El betabloqueante genérico propranolol debilitó significativamente
los recuerdos temerosos de arañas en un grupo de voluntarios saludables
que consumieron la medicina, dijo Merel Kindt, psicóloga de la
Universidad de Amsterdam, quien dirigió el estudio.
Pudimos demostrar que la respuesta de miedo desaparecía, lo que
sugiere que el recuerdo se debilitaba, indicó Kindt durante una
entrevista telefónica.
Los resultados, publicados en la revista Nature Neuroscience, son
importantes porque el medicamento ofrecería otra forma de ayudar a las
personas que sufren trastorno por estrés postraumático y otros
problemas relacionados con malos recuerdos.
Tradicionalmente, las terapias buscan enseñar a las personas con
este tipo de desórdenes estrategias para construir nuevas asociaciones
y bloquear los malos recuerdos. El problema, señaló Kindt, es que los
malos recuerdos permanecen y las personas suelen tener recaídas.
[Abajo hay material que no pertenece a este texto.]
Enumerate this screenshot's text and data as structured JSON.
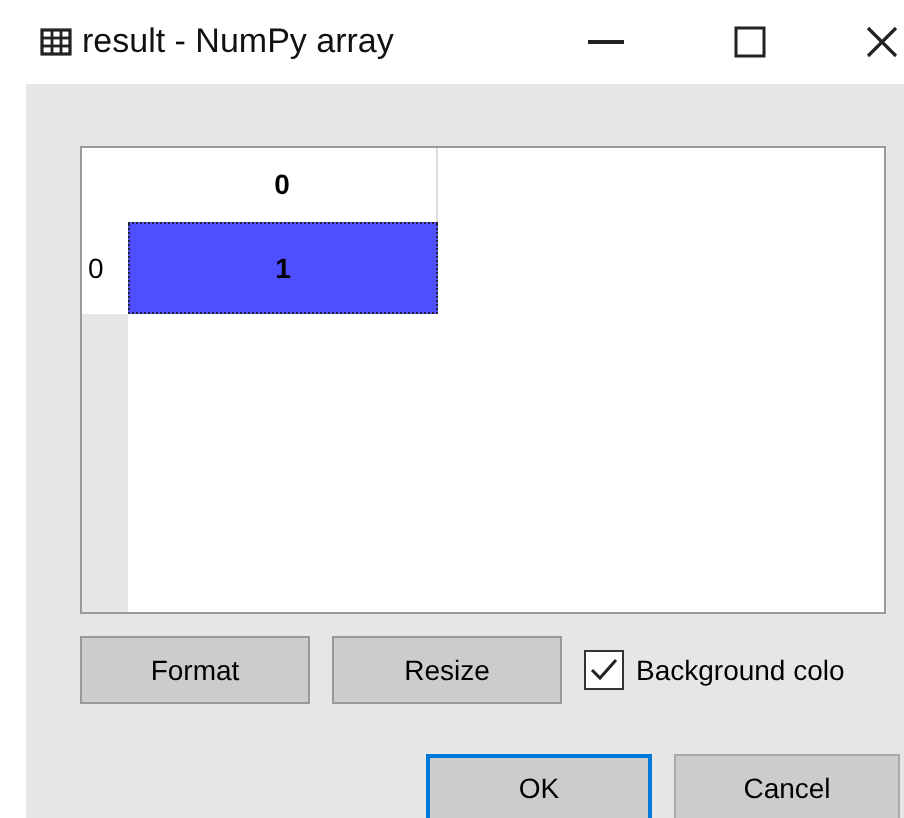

Estudios con animales evidenciaron que los recuerdos temerosos
pueden cambiar cuando se los trae a la memoria, un proceso llamado
reconsolidación. En ese estadio también son vulnerables a los
betabloqueantes como propranolol, que apunta a las neuronas en el
cerebro, indicaron los expertos.
El experimento de Kindt y su equipo incluyó a 60 hombres y mujeres
que aprendieron a asociar fotos de arañas con una descarga eléctrica
leve. Esta experiencia creó un recuerdo temeroso, explicaron los
investigadores.
Otros participantes vieron la misma foto pero no recibieron la
descarga. Para esas personas esto determinó una asociación segura, sin
una respuesta temerosa o un mal recuerdo.
Al día siguiente las personas que habían recibido la medicación
tenían una respuesta de miedo mucho menor, comparado con quienes habían
tomado placebo, cuando se les mostraba la foto y se les aplicaba una
descarga leve, señaló el equipo.
No hubo diferencia en la respuesta entre los grupos. Esto muestra
que es posible debilitar el recuerdo subyacente interfiriendo en él,
dijo Kindt.
Los próximos pasos son observar cuánto tiempo duran los efectos del
fármaco sobre la memoria y evaluar el tratamiento en personas que
realmente padecen algún tipo de desorden o fobia, agregó la autora.